Alors que les régions se voient confortées dans leur rôle de soutien au développement économique, le Syneas souhaite que le « schéma régional de développement économique, d’innovation et d’internationalisation » qu’elles devront adopter inclue explicitement l’économie sociale et solidaire et ses acteurs. Quant au contenu du schéma régional d’aménagement et de développement durable du territoire, « on cherchera en vain [les orientations] concernant la santé, l’action sociale et médico-sociale et plus – largement les politiques de solidarité », regrette-t-il.
La diminution du nombre de régions (14 au lieu de 22 aujourd’hui) « aurait comme avantage de remettre à plat le niveau de déconcentration des services de l’Etat et de rapprocher les niveaux de décision de l’Etat », estime l’organisation d’employeurs. A certaines conditions néanmoins : il faudrait, selon elle, créer des « relais de proximité à un niveau infrarégional, à l’instar des délégations territoriales des agences régionales de santé (ARS), de façon à conserver une déclinaison opérationnelle dans les territoires ». Cette organisation devrait, par ailleurs, être accompagnée « d’une approche organisationnelle en termes de bassins de vie, croisée avec les territoires existant déjà au niveau des régions » (les territoires de santé par exemple).

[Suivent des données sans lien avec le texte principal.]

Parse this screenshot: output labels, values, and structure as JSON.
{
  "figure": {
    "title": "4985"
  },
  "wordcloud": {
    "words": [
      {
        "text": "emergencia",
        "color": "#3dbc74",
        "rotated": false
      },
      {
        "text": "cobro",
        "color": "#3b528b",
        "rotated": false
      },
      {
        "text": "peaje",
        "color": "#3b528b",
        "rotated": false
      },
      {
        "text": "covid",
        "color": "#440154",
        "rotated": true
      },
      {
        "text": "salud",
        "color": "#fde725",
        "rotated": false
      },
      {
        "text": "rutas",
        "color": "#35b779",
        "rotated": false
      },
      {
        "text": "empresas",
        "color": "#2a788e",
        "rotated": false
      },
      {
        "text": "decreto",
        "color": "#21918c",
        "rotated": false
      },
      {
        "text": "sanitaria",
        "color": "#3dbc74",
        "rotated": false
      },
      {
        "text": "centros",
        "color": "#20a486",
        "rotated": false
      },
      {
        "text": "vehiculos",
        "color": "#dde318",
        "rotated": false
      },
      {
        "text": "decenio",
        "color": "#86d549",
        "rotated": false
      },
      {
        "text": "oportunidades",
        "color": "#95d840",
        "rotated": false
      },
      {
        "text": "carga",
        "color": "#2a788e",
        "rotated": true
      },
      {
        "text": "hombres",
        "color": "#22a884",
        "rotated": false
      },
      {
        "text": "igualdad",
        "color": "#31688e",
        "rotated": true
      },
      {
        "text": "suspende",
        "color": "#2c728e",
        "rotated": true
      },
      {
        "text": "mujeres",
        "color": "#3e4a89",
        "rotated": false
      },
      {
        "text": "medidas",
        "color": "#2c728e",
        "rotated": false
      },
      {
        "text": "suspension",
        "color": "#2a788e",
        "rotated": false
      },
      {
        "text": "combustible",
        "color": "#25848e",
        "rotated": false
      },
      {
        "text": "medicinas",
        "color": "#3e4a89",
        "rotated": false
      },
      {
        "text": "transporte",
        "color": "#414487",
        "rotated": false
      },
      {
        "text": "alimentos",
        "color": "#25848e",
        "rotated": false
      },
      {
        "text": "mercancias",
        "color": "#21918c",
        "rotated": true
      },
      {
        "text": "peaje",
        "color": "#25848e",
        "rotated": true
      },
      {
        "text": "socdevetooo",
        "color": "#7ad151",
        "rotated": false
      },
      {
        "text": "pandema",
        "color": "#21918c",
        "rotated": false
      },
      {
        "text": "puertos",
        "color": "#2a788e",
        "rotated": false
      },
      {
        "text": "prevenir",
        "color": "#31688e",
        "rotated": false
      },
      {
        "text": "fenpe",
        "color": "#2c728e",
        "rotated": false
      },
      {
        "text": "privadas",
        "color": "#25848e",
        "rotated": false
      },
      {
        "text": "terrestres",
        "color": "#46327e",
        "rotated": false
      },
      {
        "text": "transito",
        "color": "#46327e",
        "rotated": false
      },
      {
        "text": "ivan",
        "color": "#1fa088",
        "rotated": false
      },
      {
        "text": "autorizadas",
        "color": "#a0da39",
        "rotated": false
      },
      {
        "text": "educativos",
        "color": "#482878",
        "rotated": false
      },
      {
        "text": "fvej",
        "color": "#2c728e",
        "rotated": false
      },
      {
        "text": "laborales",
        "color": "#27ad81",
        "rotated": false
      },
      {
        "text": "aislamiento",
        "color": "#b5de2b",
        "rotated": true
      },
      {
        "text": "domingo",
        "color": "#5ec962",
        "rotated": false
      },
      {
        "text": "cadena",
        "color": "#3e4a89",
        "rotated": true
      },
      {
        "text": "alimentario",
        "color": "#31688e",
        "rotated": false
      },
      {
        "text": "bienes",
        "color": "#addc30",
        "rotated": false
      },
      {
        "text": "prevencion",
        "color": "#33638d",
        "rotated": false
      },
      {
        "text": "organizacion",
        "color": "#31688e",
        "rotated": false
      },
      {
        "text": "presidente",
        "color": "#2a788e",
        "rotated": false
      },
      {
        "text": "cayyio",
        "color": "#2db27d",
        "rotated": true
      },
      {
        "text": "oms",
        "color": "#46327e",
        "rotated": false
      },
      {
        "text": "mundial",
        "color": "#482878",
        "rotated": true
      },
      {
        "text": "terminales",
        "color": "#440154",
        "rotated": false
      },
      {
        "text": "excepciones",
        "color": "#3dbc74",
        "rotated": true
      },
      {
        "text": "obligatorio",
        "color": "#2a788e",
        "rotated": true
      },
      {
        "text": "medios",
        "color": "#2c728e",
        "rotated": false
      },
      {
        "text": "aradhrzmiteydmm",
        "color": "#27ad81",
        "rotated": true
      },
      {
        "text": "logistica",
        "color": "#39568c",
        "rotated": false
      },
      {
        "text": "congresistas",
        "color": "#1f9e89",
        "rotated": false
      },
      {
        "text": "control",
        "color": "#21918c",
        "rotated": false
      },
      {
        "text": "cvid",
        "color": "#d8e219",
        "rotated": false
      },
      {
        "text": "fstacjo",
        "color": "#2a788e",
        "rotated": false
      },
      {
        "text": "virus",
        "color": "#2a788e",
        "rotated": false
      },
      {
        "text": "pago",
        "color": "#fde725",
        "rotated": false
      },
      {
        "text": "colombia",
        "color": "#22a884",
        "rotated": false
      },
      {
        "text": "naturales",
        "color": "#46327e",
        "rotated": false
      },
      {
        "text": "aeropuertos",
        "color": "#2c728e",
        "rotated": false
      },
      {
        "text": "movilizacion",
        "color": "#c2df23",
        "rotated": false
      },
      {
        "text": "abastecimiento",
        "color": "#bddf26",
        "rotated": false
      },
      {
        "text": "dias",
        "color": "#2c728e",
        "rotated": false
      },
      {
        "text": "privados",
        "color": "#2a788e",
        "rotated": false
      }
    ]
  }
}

Pour le Syneas, une telle réforme, qui met en jeu la définition des politiques de solidarité et le rôle de l’Etat comme garant des politiques nationales, ne pourra éviter de revenir sur des questions de fond comme l’articulation des documents de planification, la clarification des compétences et des financements, sans omettre de mettre fin aux conflits opposant, par exemple, les départements et l’Etat pour le financement de l’accueil des femmes enceintes en centres d’hébergement. L’organisation attire, par ailleurs, « l’attention des pouvoirs publics sur la nécessaire mise en cohérence des services déconcentrés et agences régionales de l’Etat avec le nouveau découpage des régions ». Au final, elle considère qu’une nouvelle organisation territoriale « peut être positive si ce projet produit de la cohérence, renforce ou instaure de l’homogénéité au niveau des échelons déconcentrés et décentralisés, veille à assurer une équité minimale entre les territoires, en particulier les zones rurales, et améliore ainsi la visibilité et la lisibilité, pour tous les acteurs, des politiques publiques de santé et de solidarité ».
(1) La Fédération des services publics-CGT, notamment opposée à la suppression des conseils généraux, synonyme selon elle de « destruction du service public et de la démocratie de proximité », organise une journée nationale d’action professionnelle, le 26 juin, pour s’opposer à la réforme territoriale.